D:Quali sono state le richieste dei vostri associati e le paure delle famiglie di bambini e ragazzi con diabete di tipo 1?

R: All’inizio del primo lockdown, la preoccupazione maggiore dei genitori era relativa alla paura che il virus potesse scatenarsi in un soggetto diabetico, già particolarmente colpito da una serie di complicanze e di stati d’animo; in realtà fin da subito si capì che la propensione a contrarre il virus era la medesima in tutti i soggetti. Le preoccupazioni dei genitori si sono poi riversate su una serie di ritardi nell’erogazione dei presidi medici per il controllo e la gestione della glicemia. Tutt’oggi sussistono queste problematiche, a causa di procedure burocratiche farraginose che non si riescono a superare: questi presidi, che rientrano nei LEA, non possono essere acquistati autonomamente, ma vengono distribuiti previa richiesta dell’Asl. La pandemia, limitando i momenti di incontro, ha impedito inoltre alle famiglie di scambiarsi eventualmente questo materiale. La stessa associazione, organizzando giornate formative, pranzi e gite fuori porta garantiva precedentemente momenti di convivialità tra famiglie, in cui scambiarsi informazioni, esperienze, per non sentirsi soli in un momento difficile.

LA FAMIGLIA: «…invece il rapporto col pediatra è migliorato»

D:Come si sono modificate le abitudini di sua figlia tra lockdown e blocco di attività sportiva e sociale?
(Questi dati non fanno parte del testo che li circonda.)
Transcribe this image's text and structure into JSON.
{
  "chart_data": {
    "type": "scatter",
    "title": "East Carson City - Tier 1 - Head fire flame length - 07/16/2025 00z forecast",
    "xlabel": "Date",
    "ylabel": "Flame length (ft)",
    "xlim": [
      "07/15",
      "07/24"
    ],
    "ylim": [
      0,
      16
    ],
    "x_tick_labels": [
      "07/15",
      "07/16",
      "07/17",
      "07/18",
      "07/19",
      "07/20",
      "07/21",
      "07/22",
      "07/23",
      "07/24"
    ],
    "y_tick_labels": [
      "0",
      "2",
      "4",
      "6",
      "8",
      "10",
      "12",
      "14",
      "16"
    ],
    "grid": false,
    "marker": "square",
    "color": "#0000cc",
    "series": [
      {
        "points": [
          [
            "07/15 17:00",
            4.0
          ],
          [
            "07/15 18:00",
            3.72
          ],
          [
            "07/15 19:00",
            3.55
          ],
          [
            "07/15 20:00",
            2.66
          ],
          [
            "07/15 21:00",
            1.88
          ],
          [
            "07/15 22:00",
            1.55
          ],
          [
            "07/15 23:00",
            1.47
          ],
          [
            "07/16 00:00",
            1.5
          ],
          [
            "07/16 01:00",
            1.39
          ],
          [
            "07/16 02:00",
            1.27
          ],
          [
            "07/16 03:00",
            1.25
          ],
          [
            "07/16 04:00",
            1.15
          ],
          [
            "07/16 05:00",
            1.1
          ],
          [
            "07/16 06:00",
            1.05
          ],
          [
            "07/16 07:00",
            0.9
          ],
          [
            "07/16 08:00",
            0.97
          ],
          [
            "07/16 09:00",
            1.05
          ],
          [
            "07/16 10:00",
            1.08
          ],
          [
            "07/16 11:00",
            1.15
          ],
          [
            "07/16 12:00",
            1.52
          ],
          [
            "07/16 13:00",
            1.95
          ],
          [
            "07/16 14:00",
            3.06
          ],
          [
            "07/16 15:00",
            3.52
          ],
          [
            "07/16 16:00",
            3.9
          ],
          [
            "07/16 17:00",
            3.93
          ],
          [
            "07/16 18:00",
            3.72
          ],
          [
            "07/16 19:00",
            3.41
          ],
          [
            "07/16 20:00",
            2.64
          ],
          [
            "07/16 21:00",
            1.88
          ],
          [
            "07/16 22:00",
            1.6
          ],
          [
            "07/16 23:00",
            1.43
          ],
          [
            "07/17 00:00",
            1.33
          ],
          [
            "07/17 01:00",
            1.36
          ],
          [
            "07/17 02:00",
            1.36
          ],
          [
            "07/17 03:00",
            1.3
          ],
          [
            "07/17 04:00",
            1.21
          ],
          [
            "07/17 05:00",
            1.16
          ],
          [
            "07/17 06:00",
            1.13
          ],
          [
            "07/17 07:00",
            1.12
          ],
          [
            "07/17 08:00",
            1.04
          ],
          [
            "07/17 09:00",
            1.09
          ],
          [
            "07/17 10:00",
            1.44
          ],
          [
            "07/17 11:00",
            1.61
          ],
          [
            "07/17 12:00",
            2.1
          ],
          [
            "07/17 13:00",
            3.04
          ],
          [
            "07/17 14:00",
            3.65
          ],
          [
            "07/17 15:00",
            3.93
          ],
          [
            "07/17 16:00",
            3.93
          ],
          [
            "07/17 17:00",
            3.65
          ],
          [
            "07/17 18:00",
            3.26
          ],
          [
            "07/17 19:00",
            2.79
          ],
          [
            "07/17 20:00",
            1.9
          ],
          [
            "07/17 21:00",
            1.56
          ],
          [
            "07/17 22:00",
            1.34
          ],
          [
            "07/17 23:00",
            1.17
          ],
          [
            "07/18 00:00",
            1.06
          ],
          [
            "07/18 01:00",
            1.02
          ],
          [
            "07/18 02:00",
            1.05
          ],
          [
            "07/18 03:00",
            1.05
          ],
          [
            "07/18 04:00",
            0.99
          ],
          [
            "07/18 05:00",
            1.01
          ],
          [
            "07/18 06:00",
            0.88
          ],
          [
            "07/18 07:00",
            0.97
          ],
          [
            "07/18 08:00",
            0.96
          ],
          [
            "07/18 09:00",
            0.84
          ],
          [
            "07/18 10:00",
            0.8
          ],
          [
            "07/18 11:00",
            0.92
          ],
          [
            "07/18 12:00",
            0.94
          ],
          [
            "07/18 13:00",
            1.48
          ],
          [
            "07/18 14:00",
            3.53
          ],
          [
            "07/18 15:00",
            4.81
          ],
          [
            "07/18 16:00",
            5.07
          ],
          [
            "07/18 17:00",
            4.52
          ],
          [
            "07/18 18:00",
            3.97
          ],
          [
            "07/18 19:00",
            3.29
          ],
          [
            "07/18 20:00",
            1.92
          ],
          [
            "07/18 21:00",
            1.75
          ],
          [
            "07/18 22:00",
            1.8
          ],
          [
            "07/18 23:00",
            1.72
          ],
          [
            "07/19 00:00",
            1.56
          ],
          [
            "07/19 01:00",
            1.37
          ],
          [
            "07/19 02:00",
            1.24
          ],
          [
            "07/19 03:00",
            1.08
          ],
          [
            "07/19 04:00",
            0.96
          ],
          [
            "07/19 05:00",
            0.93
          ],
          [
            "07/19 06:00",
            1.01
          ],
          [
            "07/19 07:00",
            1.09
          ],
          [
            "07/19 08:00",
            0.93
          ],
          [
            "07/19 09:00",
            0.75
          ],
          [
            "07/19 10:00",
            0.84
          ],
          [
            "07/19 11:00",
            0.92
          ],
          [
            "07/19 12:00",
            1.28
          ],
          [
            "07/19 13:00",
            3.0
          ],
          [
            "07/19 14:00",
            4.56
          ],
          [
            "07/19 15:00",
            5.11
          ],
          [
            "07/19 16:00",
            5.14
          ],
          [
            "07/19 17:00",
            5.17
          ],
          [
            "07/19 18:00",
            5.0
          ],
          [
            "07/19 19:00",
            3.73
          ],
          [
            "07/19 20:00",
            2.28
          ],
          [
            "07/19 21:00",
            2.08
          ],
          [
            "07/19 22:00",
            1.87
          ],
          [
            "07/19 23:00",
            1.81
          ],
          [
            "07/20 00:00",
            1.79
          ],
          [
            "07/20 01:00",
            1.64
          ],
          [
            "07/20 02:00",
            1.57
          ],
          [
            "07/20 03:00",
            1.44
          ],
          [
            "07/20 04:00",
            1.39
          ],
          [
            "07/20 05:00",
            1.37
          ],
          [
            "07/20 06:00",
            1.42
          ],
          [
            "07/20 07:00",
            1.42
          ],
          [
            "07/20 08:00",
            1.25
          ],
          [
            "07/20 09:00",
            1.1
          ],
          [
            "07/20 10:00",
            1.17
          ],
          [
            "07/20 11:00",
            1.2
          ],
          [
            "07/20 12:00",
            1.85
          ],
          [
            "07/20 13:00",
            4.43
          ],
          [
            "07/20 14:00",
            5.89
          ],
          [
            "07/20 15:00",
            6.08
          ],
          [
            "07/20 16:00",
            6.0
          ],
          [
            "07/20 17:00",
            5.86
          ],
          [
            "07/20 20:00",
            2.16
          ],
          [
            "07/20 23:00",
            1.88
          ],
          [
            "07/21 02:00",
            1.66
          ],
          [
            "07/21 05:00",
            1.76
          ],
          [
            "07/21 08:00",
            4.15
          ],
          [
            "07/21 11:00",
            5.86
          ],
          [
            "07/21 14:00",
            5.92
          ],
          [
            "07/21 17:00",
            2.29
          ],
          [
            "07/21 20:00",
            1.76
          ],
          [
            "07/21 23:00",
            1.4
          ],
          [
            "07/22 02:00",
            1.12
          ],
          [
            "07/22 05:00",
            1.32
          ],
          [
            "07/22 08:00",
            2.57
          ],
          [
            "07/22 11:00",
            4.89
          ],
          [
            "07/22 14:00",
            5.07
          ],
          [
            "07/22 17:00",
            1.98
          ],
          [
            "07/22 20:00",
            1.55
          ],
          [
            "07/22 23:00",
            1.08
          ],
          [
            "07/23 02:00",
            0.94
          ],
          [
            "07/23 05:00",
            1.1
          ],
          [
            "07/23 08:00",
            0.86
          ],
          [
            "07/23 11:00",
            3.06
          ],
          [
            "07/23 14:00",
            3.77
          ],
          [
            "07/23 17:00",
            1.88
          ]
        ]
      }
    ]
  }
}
R: Essere affetto da diabete di tipo 1 prescinde dalla situazione che i bambini hanno vissuto: non potendosi più vedere, non hanno avuto la possibilità di crescere insieme, nel caso di mia figlia che non ha fratelli, rapportarsi solo con gli adulti ha influenzato molto la sua crescita in quest’ultimo anno. Con la DAD, poi, è mancata anche la socializzazione con i compagni, che è pesata soprattutto a chi come mezzo di comunicazione, cercava il contatto fisico. Sicuramente non fare più attività fisica, non poter uscire, mi fa percepire una sorta di assuefazione alla situazione, si è talmente abituata che a volte non vuole uscire più. L’impossibilità di svolgere attività fisica in casa, ha poi influito sicuramente sul diabete, poiché se ti muovi e fai un certo tipo di allenamento, anche i valori vengono tenuti più a bada.
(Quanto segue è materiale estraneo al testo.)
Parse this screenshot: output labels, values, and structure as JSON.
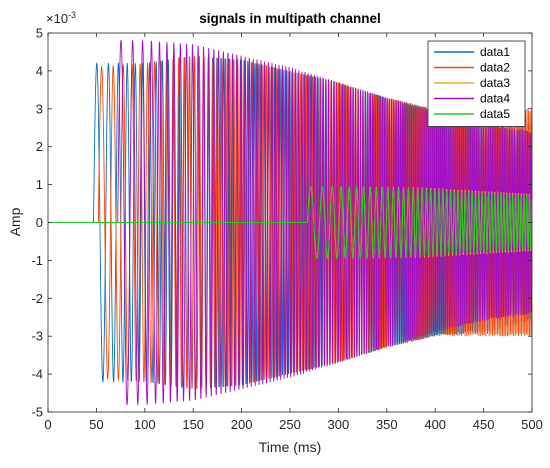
{
  "chart_data": {
    "type": "line",
    "title": "signals in multipath channel",
    "xlabel": "Time (ms)",
    "ylabel": "Amp",
    "y_exponent_label": "×10",
    "y_exponent_power": "-3",
    "xlim": [
      0,
      500
    ],
    "ylim": [
      -5,
      5
    ],
    "y_scale_factor": 0.001,
    "x_ticks": [
      0,
      50,
      100,
      150,
      200,
      250,
      300,
      350,
      400,
      450,
      500
    ],
    "x_tick_labels": [
      "0",
      "50",
      "100",
      "150",
      "200",
      "250",
      "300",
      "350",
      "400",
      "450",
      "500"
    ],
    "y_ticks": [
      -5,
      -4,
      -3,
      -2,
      -1,
      0,
      1,
      2,
      3,
      4,
      5
    ],
    "y_tick_labels": [
      "-5",
      "-4",
      "-3",
      "-2",
      "-1",
      "0",
      "1",
      "2",
      "3",
      "4",
      "5"
    ],
    "grid": false,
    "legend_position": "top-right",
    "series": [
      {
        "name": "data1",
        "color": "#0072BD",
        "onset_ms": 47,
        "envelope": [
          [
            47,
            4.2
          ],
          [
            100,
            4.2
          ],
          [
            150,
            4.4
          ],
          [
            200,
            4.3
          ],
          [
            300,
            3.7
          ],
          [
            350,
            3.3
          ],
          [
            400,
            3.0
          ],
          [
            450,
            2.9
          ],
          [
            500,
            2.6
          ]
        ]
      },
      {
        "name": "data2",
        "color": "#FF4500",
        "onset_ms": 52,
        "envelope": [
          [
            52,
            4.1
          ],
          [
            100,
            4.2
          ],
          [
            150,
            4.4
          ],
          [
            200,
            4.3
          ],
          [
            300,
            3.7
          ],
          [
            350,
            3.3
          ],
          [
            400,
            3.0
          ],
          [
            450,
            3.0
          ],
          [
            500,
            3.0
          ]
        ]
      },
      {
        "name": "data3",
        "color": "#EDB120",
        "onset_ms": 268,
        "envelope": [
          [
            268,
            0.95
          ],
          [
            300,
            0.95
          ],
          [
            400,
            0.9
          ],
          [
            500,
            0.75
          ]
        ]
      },
      {
        "name": "data4",
        "color": "#A00FC0",
        "onset_ms": 72,
        "envelope": [
          [
            72,
            4.8
          ],
          [
            100,
            4.8
          ],
          [
            150,
            4.7
          ],
          [
            200,
            4.4
          ],
          [
            250,
            4.1
          ],
          [
            300,
            3.7
          ],
          [
            350,
            3.3
          ],
          [
            400,
            2.9
          ],
          [
            450,
            2.6
          ],
          [
            500,
            2.4
          ]
        ]
      },
      {
        "name": "data5",
        "color": "#22CC22",
        "onset_ms": 268,
        "envelope": [
          [
            268,
            0.95
          ],
          [
            300,
            0.95
          ],
          [
            400,
            0.85
          ],
          [
            500,
            0.7
          ]
        ]
      }
    ]
  }
}
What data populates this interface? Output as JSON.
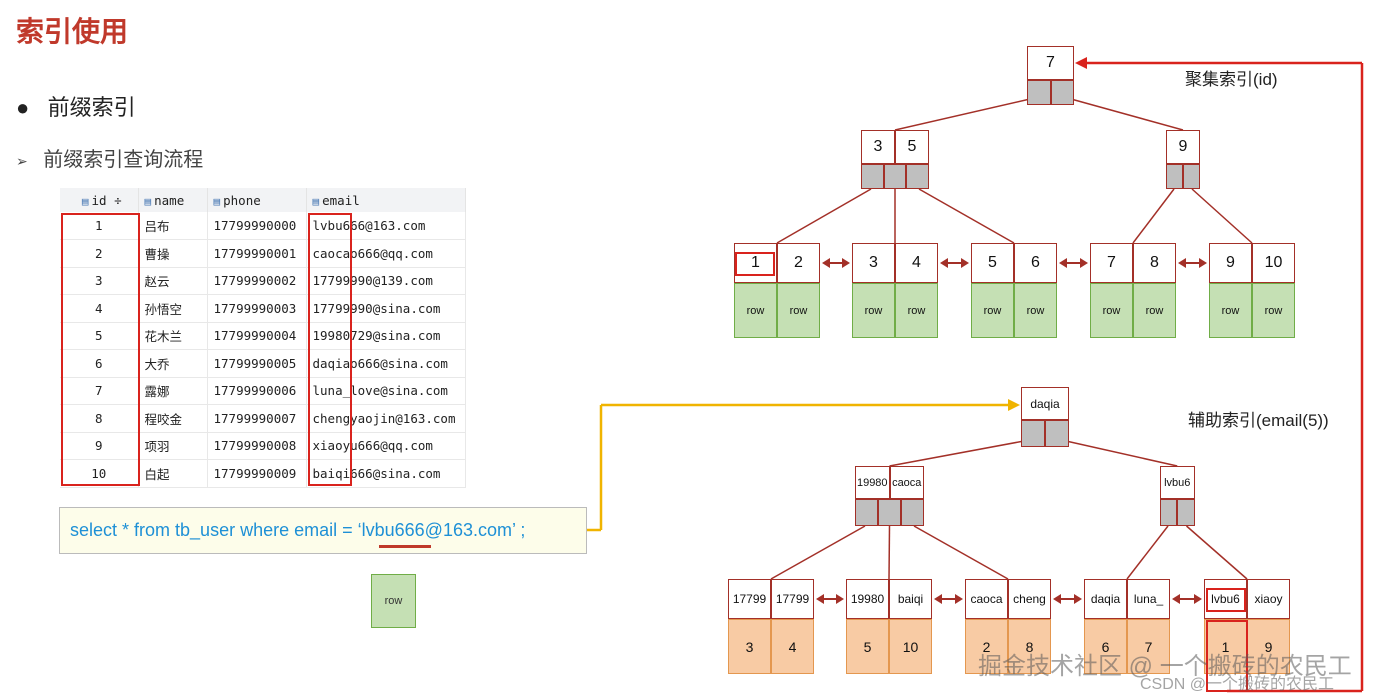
{
  "slide": {
    "title": "索引使用",
    "bullet": "前缀索引",
    "sub_bullet": "前缀索引查询流程",
    "bullet_icon": "filled-circle",
    "sub_bullet_icon": "arrowhead"
  },
  "table": {
    "columns": [
      "id",
      "name",
      "phone",
      "email"
    ],
    "rows": [
      [
        "1",
        "吕布",
        "17799990000",
        "lvbu666@163.com"
      ],
      [
        "2",
        "曹操",
        "17799990001",
        "caocao666@qq.com"
      ],
      [
        "3",
        "赵云",
        "17799990002",
        "17799990@139.com"
      ],
      [
        "4",
        "孙悟空",
        "17799990003",
        "17799990@sina.com"
      ],
      [
        "5",
        "花木兰",
        "17799990004",
        "19980729@sina.com"
      ],
      [
        "6",
        "大乔",
        "17799990005",
        "daqiao666@sina.com"
      ],
      [
        "7",
        "露娜",
        "17799990006",
        "luna_love@sina.com"
      ],
      [
        "8",
        "程咬金",
        "17799990007",
        "chengyaojin@163.com"
      ],
      [
        "9",
        "项羽",
        "17799990008",
        "xiaoyu666@qq.com"
      ],
      [
        "10",
        "白起",
        "17799990009",
        "baiqi666@sina.com"
      ]
    ]
  },
  "sql": {
    "text": "select * from tb_user where email = ‘lvbu666@163.com’ ;"
  },
  "row_label": "row",
  "clustered": {
    "label": "聚集索引(id)",
    "root": [
      "7"
    ],
    "level2": [
      [
        "3",
        "5"
      ],
      [
        "9"
      ]
    ],
    "leaves": [
      {
        "keys": [
          "1",
          "2"
        ],
        "rows": [
          "row",
          "row"
        ]
      },
      {
        "keys": [
          "3",
          "4"
        ],
        "rows": [
          "row",
          "row"
        ]
      },
      {
        "keys": [
          "5",
          "6"
        ],
        "rows": [
          "row",
          "row"
        ]
      },
      {
        "keys": [
          "7",
          "8"
        ],
        "rows": [
          "row",
          "row"
        ]
      },
      {
        "keys": [
          "9",
          "10"
        ],
        "rows": [
          "row",
          "row"
        ]
      }
    ]
  },
  "secondary": {
    "label": "辅助索引(email(5))",
    "root": [
      "daqia"
    ],
    "level2": [
      [
        "19980",
        "caoca"
      ],
      [
        "lvbu6"
      ]
    ],
    "leaves": [
      {
        "keys": [
          "17799",
          "17799"
        ],
        "rows": [
          "3",
          "4"
        ]
      },
      {
        "keys": [
          "19980",
          "baiqi"
        ],
        "rows": [
          "5",
          "10"
        ]
      },
      {
        "keys": [
          "caoca",
          "cheng"
        ],
        "rows": [
          "2",
          "8"
        ]
      },
      {
        "keys": [
          "daqia",
          "luna_"
        ],
        "rows": [
          "6",
          "7"
        ]
      },
      {
        "keys": [
          "lvbu6",
          "xiaoy"
        ],
        "rows": [
          "1",
          "9"
        ]
      }
    ]
  },
  "watermark": {
    "line1": "掘金技术社区 @ 一个搬砖的农民工",
    "line2": "CSDN @一个搬砖的农民工"
  },
  "colors": {
    "title": "#c0392b",
    "highlight": "#d9231d",
    "sql_text": "#1e90d6",
    "lookup_arrow": "#f0b400",
    "tree_line": "#a33028",
    "row_green": "#c5e0b4",
    "row_orange": "#f8cba4"
  }
}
D:Da mamma, ha avuto maggiore preoccupazione quando si è riaperta la scuola?

R: Per quanto mi riguarda non ho mai pensato che il diabete di mia figlia, potesse aggravare la sua situazione, anche perché all’inizio si parlava del fatto che i giovani non sviluppassero una patologia con complicanze importanti.
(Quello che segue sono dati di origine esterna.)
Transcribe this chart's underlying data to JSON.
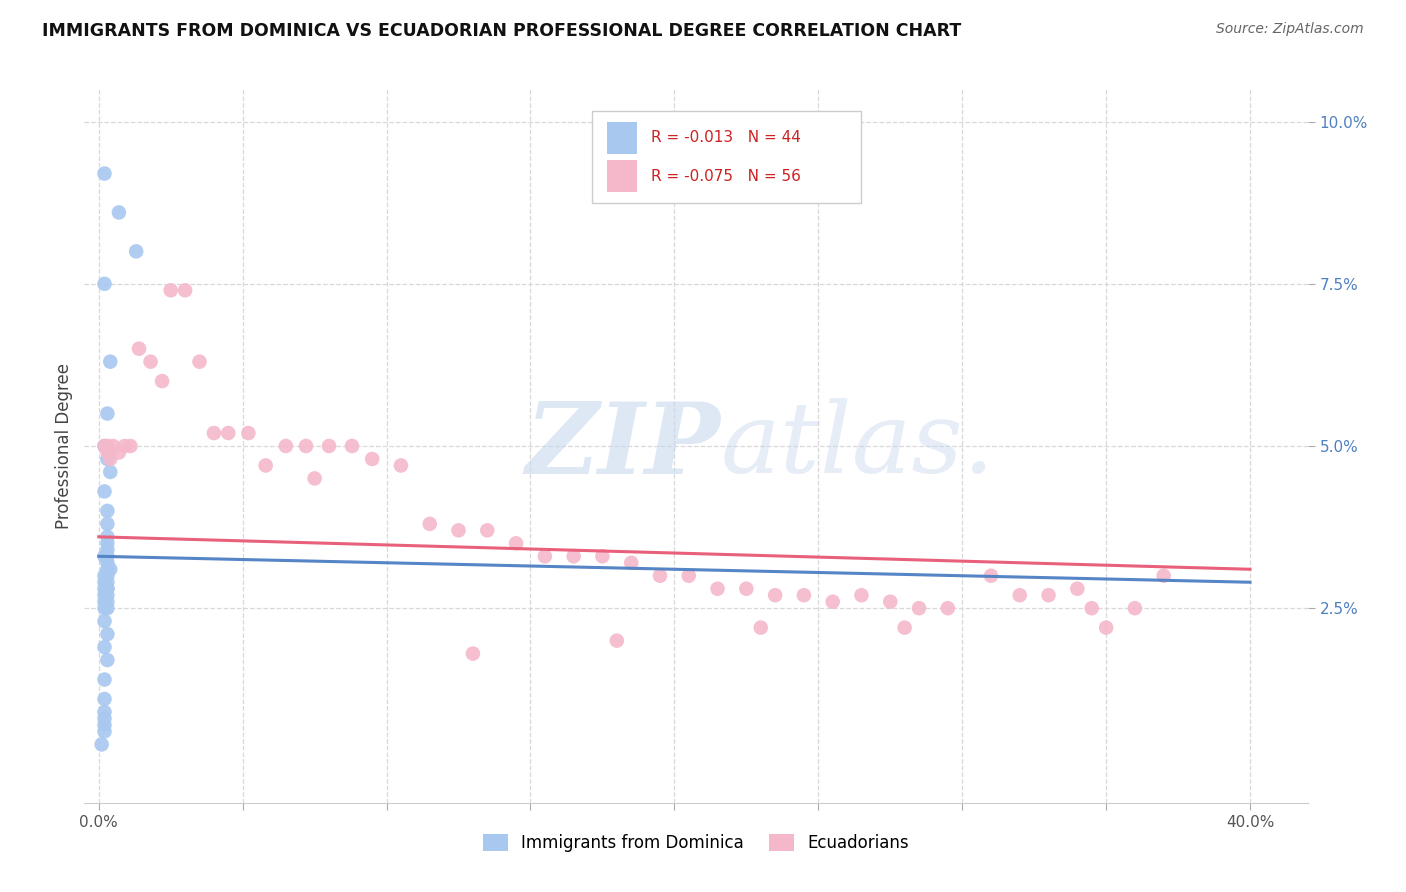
{
  "title": "IMMIGRANTS FROM DOMINICA VS ECUADORIAN PROFESSIONAL DEGREE CORRELATION CHART",
  "source": "Source: ZipAtlas.com",
  "xlabel_ticks": [
    "0.0%",
    "",
    "",
    "",
    "",
    "",
    "",
    "",
    "40.0%"
  ],
  "xlabel_vals": [
    0.0,
    0.05,
    0.1,
    0.15,
    0.2,
    0.25,
    0.3,
    0.35,
    0.4
  ],
  "ylabel_ticks": [
    "2.5%",
    "5.0%",
    "7.5%",
    "10.0%"
  ],
  "ylabel_vals": [
    0.025,
    0.05,
    0.075,
    0.1
  ],
  "xlim": [
    -0.005,
    0.42
  ],
  "ylim": [
    -0.005,
    0.105
  ],
  "legend_r1": "-0.013",
  "legend_n1": "44",
  "legend_r2": "-0.075",
  "legend_n2": "56",
  "blue_color": "#a8c8f0",
  "pink_color": "#f5b8cb",
  "trend_blue_color": "#5585c5",
  "trend_pink_color": "#e8607a",
  "ylabel": "Professional Degree",
  "blue_x": [
    0.002,
    0.007,
    0.013,
    0.002,
    0.004,
    0.003,
    0.002,
    0.003,
    0.004,
    0.002,
    0.003,
    0.003,
    0.003,
    0.003,
    0.003,
    0.002,
    0.003,
    0.003,
    0.004,
    0.003,
    0.002,
    0.003,
    0.003,
    0.002,
    0.003,
    0.002,
    0.003,
    0.002,
    0.003,
    0.003,
    0.002,
    0.002,
    0.003,
    0.002,
    0.003,
    0.002,
    0.003,
    0.002,
    0.002,
    0.002,
    0.002,
    0.002,
    0.002,
    0.001
  ],
  "blue_y": [
    0.092,
    0.086,
    0.08,
    0.075,
    0.063,
    0.055,
    0.05,
    0.048,
    0.046,
    0.043,
    0.04,
    0.038,
    0.036,
    0.035,
    0.034,
    0.033,
    0.033,
    0.032,
    0.031,
    0.031,
    0.03,
    0.03,
    0.029,
    0.029,
    0.028,
    0.028,
    0.028,
    0.027,
    0.027,
    0.026,
    0.026,
    0.025,
    0.025,
    0.023,
    0.021,
    0.019,
    0.017,
    0.014,
    0.011,
    0.009,
    0.008,
    0.007,
    0.006,
    0.004
  ],
  "pink_x": [
    0.002,
    0.003,
    0.004,
    0.003,
    0.005,
    0.007,
    0.009,
    0.011,
    0.014,
    0.018,
    0.022,
    0.025,
    0.03,
    0.035,
    0.04,
    0.045,
    0.052,
    0.058,
    0.065,
    0.072,
    0.08,
    0.088,
    0.095,
    0.105,
    0.115,
    0.125,
    0.135,
    0.145,
    0.155,
    0.165,
    0.175,
    0.185,
    0.195,
    0.205,
    0.215,
    0.225,
    0.235,
    0.245,
    0.255,
    0.265,
    0.275,
    0.285,
    0.295,
    0.31,
    0.32,
    0.33,
    0.34,
    0.35,
    0.36,
    0.37,
    0.345,
    0.28,
    0.23,
    0.18,
    0.13,
    0.075
  ],
  "pink_y": [
    0.05,
    0.049,
    0.048,
    0.05,
    0.05,
    0.049,
    0.05,
    0.05,
    0.065,
    0.063,
    0.06,
    0.074,
    0.074,
    0.063,
    0.052,
    0.052,
    0.052,
    0.047,
    0.05,
    0.05,
    0.05,
    0.05,
    0.048,
    0.047,
    0.038,
    0.037,
    0.037,
    0.035,
    0.033,
    0.033,
    0.033,
    0.032,
    0.03,
    0.03,
    0.028,
    0.028,
    0.027,
    0.027,
    0.026,
    0.027,
    0.026,
    0.025,
    0.025,
    0.03,
    0.027,
    0.027,
    0.028,
    0.022,
    0.025,
    0.03,
    0.025,
    0.022,
    0.022,
    0.02,
    0.018,
    0.045
  ],
  "blue_trend_x0": 0.0,
  "blue_trend_x1": 0.4,
  "blue_trend_y0": 0.033,
  "blue_trend_y1": 0.029,
  "pink_trend_x0": 0.0,
  "pink_trend_x1": 0.4,
  "pink_trend_y0": 0.036,
  "pink_trend_y1": 0.031,
  "watermark_color": "#c8d8ee",
  "grid_color": "#d8d8d8",
  "tick_color": "#aaaaaa",
  "right_tick_color": "#5080c0"
}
D:Per quanto riguarda invece le visite è cambiato qualcosa?

R: Per quanto riguarda il pediatra in qualche modo la situazione è anche migliorata, poiché dovendo fare ogni mese le impegnative per striscette e lancette per l’insulina, invece di andare fisicamente, la procedura si è velocizzata grazie all’e-mail che viene inviata direttamente in farmacia. Per quanto riguarda le visite dal diabetologo, nel nostro caso era in programma a maggio poco dopo le riaperture, perciò nel lockdown non è cambiato molto.